Viel besser als das Schulwesen insgesamt stehen unsere Kindergärten und Grundschulen im internationalen Vergleich da. Was ist dort anders als an den Gymnasien? Spielen und Lernen, Entdecken und Erproben, Zuwendung und Förderung, soziales Miteinander und Füreinander, Praxis und Theorie, Zielorientierung und humanbildende Zweckfreiheit sind wesentlich stärker ineinander verwoben als bei den späteren Schulformen. Was bei unseren Kleinen (oder in Finnland bei allen) geschieht, wird oft als "pädagogischer Ringelpietz" diskriminiert. Die so urteilen, sollten nach Pisa begreifen, dass ein Mangel an "Ringelpietz" einen Mangel an Geistes-, Herzens-, Kultur- und Sozialkompetenz zur Folge hat. Einen Mangel an Lernerfolg also, der unversehens ins internationale Abseits führt. "Vom Lernen unsrer Jüngsten lernen", sollte die Devise heißen, denn Kindergarten und teils noch die Grundschule sehen eher den ganzen kindlichen Menschen. Nachher wird aus ihm das Belehr-Subjekt, herzurichten weniger fürs Leben als fürs Berufsleben - und deshalb letztlich für beides nicht recht gerüstet.
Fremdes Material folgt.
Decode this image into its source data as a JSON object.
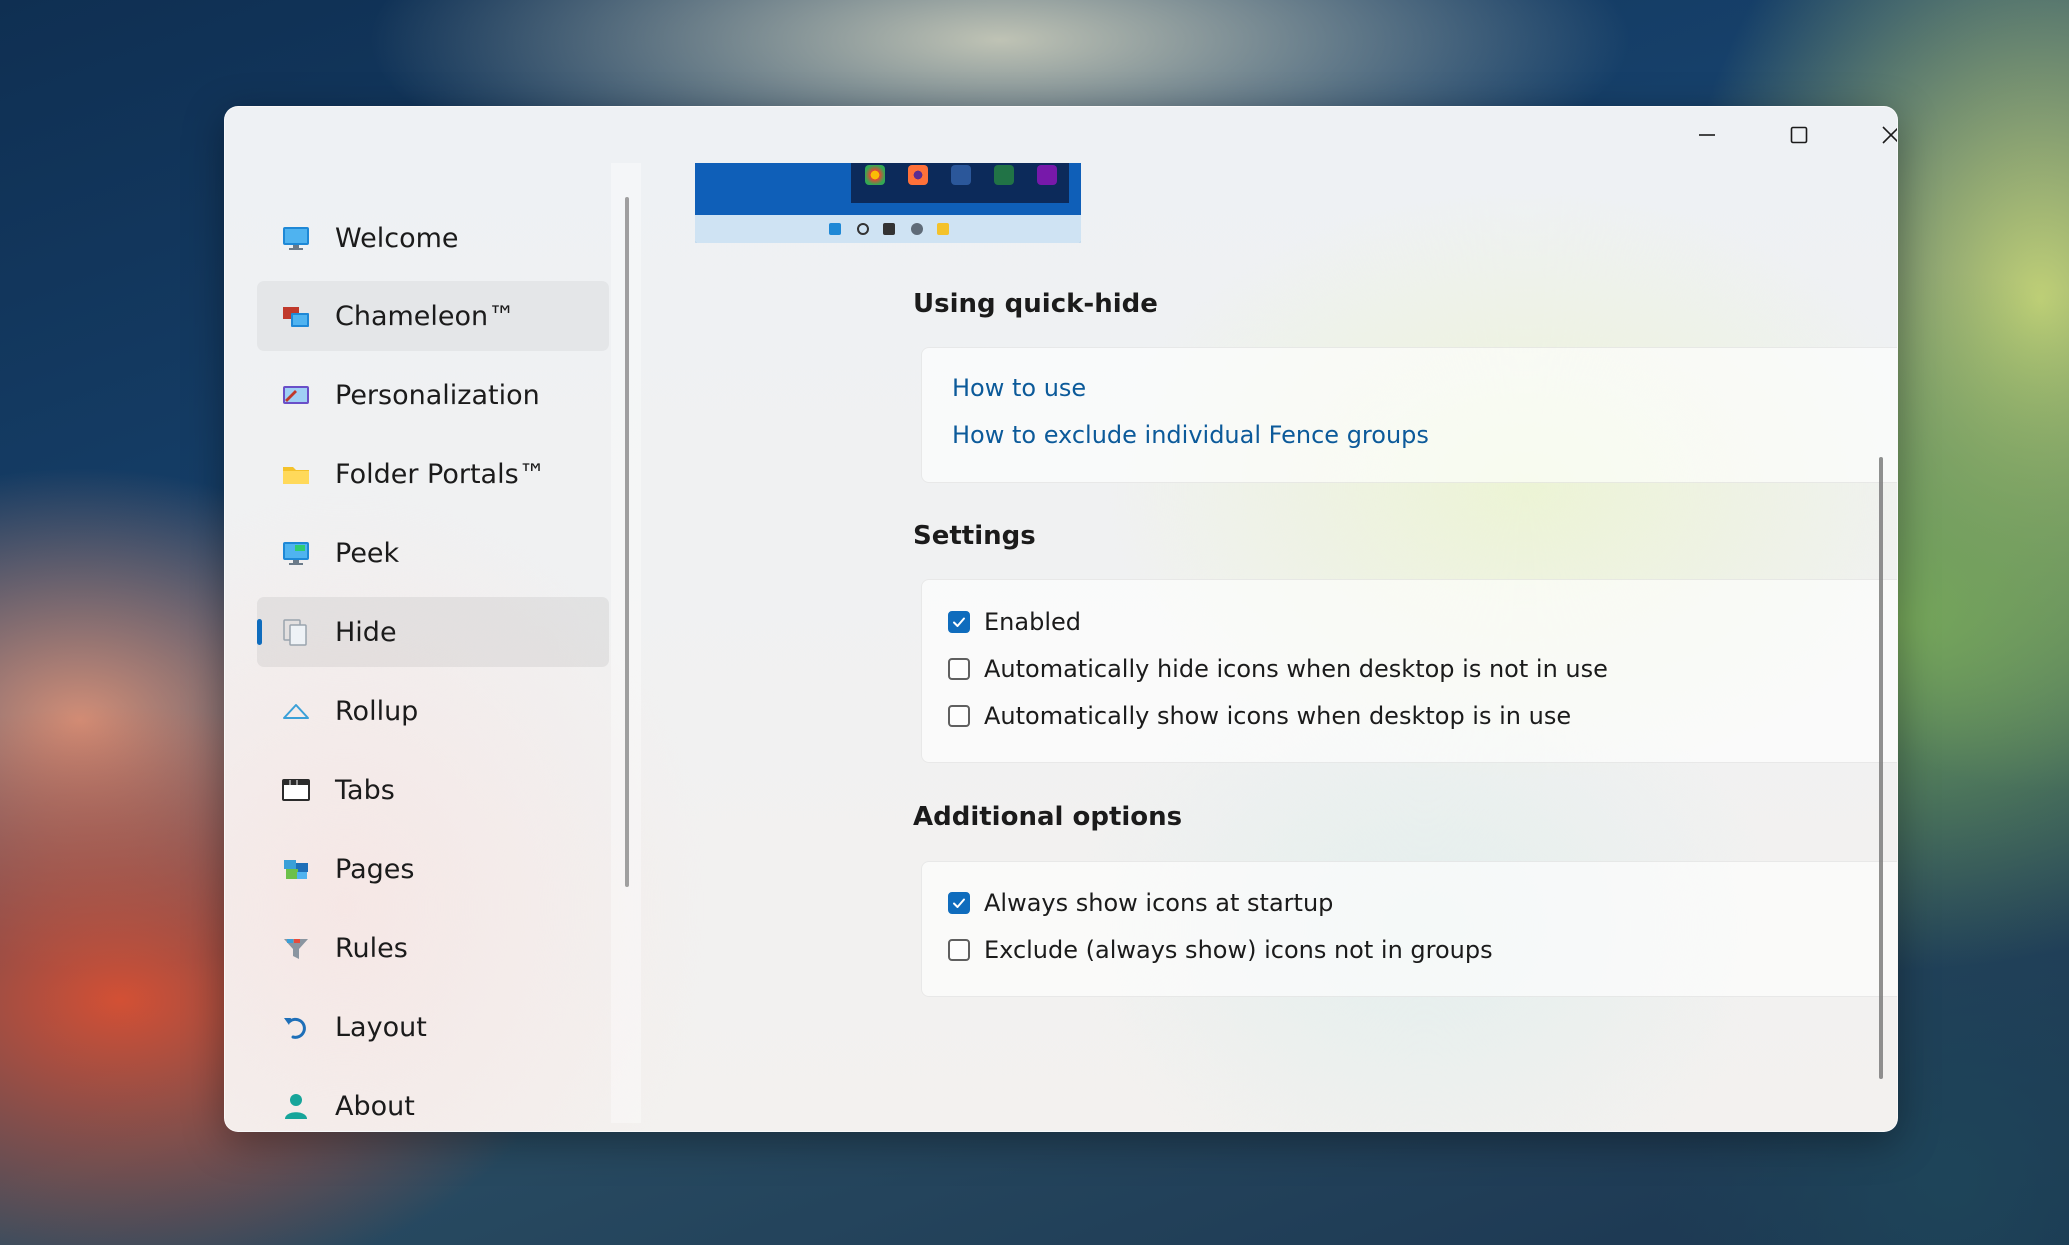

Was so leichtfertig als "pädagogischer Ringelpietz" abgetan wird, ist dem ursprünglich natürlich-lustvollen Lernen angemessener als jede noch so raffinierte Art des Paukens. Und sage keiner, der Nachwuchs scheue bloß die Anstrengung. Man schaue ihnen zu, wie sich anstrengen und placken beim Bau von Sandburgen, Baumhäuschen, Staudämmen. Man erlebe die Wissbegierde und das schweißtreibende Zupackenwollen von Kindern auf dem Bauernhof. Man betrachte den Forschereifer im Schullabor, den Fleiß beim Streetball, das Engagement in der Theater-AG, die Wachheit beim Fremdsprachen-Austausch.

SPANNENDE ALTERNATIVEN

Laschheit, Unlust, TV-Hörigkeit greifen immer dann Platz, wenn keine Alternativen vorhanden sind. Da hilft kein Klagen und kein Verweis aufs Nötige für den ferneren Lebensweg, erst recht nützt die Peitsche nichts: Die Alternativen müssen einfach interessanter sein - jetzt und hier. Das ist die zentrale Herausforderung für die Pädagogik wie für die häuslichen Gemeinschaften.

Wir haben es nicht mit den Kindern von gestern zu tun, sondern mit denen von heute. Die werden durch Bedingungen geprägt, die ihre Eltern geschaffen haben. Also hören wir bitte auf, über eine "missratene Jugend" zu lamentieren. Und kümmern uns statt dessen darum, dass diese Kinder Lernen als das erfahren, was es vom ersten bis zum letzten Tag des Lebens sein kann: das größte aller Abenteuer.